Ketergantungan itu juga membuat keamanan menjadi urusan kolektif. Kode pedagang dapat diganti, akun diambil alih, perangkat terinfeksi, bukti transaksi dipalsukan, atau pengguna diarahkan ke layanan pelanggan palsu. Standar membantu mengurangi sebagian risiko, tetapi tidak menghapus rekayasa sosial dan kelemahan operasional. Nama penerima, nominal, status transaksi, dan kanal pengaduan harus tampil jelas. Ketika terjadi insiden, konsumen tidak semestinya dipaksa memahami rantai teknis untuk mengetahui siapa yang bertanggung jawab.
Privasi menghadirkan pertanyaan lain. Transaksi digital meninggalkan catatan mengenai waktu, lokasi, jumlah, pedagang, dan kebiasaan belanja. Dalam jumlah besar, data tersebut dapat menggambarkan rutinitas, kondisi ekonomi, perjalanan, bahkan aspek sensitif kehidupan seseorang. Sistem membutuhkan sebagian data untuk memproses transaksi, mencegah penipuan, memenuhi aturan, dan menyelesaikan sengketa. Namun kebutuhan operasional tidak memberikan izin tanpa batas untuk membangun profil atau membagikan data bagi tujuan lain.

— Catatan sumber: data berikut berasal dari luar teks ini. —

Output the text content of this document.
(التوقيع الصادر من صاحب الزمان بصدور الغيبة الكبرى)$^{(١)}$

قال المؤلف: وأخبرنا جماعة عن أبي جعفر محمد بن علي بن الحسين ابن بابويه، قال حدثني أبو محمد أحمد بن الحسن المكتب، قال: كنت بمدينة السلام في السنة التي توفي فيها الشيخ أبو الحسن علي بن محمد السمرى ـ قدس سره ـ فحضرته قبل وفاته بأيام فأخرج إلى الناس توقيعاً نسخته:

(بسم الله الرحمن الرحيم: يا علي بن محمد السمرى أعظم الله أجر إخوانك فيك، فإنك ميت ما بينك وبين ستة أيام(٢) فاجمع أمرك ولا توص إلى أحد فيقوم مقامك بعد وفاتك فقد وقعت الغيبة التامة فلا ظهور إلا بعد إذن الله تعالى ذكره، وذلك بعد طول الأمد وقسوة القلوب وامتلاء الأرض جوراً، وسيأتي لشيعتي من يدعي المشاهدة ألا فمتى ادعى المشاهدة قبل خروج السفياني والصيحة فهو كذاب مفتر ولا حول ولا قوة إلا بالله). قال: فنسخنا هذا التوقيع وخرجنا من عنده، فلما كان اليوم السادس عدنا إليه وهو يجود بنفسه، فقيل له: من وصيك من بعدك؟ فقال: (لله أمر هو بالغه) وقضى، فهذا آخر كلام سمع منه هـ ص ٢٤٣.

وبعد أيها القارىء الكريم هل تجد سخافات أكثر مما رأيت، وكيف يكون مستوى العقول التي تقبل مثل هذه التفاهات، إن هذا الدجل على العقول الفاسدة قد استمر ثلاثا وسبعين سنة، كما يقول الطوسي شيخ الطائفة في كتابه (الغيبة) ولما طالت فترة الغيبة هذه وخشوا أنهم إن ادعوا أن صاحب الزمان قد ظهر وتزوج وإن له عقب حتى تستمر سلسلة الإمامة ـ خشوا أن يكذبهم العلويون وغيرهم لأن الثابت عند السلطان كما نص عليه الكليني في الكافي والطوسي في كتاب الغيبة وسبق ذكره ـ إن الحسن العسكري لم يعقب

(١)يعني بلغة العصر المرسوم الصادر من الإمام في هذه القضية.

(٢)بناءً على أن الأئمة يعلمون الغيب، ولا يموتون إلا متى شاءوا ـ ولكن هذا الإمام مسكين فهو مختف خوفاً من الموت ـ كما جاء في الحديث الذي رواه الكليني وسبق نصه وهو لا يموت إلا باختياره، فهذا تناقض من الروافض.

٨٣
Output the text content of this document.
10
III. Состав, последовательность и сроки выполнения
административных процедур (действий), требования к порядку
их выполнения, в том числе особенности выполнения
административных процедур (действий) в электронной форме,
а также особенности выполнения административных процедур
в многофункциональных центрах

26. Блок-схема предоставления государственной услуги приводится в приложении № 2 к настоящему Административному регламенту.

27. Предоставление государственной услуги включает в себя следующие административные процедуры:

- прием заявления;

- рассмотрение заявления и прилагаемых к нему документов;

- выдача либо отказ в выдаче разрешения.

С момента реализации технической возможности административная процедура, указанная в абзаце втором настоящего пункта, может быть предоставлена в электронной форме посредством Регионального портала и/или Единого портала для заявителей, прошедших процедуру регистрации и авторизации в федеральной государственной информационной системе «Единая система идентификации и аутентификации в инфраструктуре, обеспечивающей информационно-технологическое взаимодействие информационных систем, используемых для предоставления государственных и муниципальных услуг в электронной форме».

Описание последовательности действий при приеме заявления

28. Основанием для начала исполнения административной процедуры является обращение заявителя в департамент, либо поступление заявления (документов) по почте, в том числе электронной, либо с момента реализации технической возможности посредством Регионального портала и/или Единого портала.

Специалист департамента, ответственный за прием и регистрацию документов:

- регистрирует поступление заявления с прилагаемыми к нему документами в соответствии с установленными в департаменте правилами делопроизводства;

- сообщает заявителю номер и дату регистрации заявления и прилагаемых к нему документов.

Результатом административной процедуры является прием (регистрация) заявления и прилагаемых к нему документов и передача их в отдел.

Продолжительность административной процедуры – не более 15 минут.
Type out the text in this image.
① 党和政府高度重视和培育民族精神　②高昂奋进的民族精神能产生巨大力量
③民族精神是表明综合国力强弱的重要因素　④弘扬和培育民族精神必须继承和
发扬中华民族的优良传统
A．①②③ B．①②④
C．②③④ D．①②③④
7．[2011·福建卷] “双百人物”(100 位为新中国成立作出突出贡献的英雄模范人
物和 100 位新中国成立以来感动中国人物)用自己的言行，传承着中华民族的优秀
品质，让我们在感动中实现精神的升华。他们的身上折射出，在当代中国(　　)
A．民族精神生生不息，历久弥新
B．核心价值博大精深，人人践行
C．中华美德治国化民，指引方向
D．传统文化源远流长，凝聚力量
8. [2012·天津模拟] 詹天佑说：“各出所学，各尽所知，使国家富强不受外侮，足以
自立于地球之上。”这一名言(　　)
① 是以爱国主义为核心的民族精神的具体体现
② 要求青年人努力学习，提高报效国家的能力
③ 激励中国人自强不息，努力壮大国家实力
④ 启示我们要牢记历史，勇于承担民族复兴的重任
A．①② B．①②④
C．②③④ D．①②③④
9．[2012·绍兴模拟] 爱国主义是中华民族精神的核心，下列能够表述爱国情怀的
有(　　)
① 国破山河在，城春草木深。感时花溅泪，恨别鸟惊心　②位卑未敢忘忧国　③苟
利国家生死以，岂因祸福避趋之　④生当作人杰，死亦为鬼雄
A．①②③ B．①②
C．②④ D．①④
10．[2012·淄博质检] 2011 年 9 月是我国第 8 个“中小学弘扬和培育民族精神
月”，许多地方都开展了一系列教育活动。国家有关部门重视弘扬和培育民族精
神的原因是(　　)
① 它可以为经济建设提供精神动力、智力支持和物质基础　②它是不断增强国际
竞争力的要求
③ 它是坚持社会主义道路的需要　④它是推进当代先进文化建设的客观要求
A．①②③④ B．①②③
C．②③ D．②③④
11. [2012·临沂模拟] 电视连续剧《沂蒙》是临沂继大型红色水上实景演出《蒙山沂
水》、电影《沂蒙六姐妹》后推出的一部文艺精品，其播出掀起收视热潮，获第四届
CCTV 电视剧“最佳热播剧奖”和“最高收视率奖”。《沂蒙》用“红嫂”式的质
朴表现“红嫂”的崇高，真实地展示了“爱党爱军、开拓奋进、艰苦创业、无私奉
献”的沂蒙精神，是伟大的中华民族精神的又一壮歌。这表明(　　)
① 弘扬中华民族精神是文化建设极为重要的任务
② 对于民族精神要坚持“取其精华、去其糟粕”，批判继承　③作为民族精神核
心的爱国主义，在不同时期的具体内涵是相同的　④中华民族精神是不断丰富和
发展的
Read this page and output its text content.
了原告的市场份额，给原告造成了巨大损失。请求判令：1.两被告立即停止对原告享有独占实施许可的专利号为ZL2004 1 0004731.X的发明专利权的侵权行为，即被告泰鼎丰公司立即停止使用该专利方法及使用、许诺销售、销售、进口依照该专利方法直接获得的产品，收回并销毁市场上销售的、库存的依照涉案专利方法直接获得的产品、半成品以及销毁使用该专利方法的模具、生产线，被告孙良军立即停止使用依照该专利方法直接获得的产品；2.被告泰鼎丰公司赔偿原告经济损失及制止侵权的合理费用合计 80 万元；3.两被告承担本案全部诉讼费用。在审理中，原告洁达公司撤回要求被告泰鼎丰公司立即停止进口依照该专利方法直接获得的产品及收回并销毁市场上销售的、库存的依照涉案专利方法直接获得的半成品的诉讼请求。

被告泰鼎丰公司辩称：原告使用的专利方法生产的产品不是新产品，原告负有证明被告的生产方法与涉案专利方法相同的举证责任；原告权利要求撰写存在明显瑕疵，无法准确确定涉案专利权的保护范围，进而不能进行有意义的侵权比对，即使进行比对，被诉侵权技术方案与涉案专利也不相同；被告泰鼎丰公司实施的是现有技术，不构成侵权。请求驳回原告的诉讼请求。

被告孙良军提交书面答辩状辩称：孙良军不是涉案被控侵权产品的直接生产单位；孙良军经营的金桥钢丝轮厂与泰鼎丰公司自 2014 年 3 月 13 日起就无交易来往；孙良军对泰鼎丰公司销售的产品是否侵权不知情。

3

Prinsip yang diperlukan adalah pembatasan tujuan dan pengumpulan seperlunya. Pengguna perlu mengetahui data apa yang dipakai, berapa lama disimpan, kepada siapa diberikan, dan bagaimana mengoreksinya. Persetujuan pemasaran tidak boleh disamarkan sebagai syarat pembayaran. Perlindungan juga harus menjangkau penyedia pendukung karena data dapat berpindah melalui komputasi awan, analitik, layanan verifikasi, dan berbagai vendor teknis.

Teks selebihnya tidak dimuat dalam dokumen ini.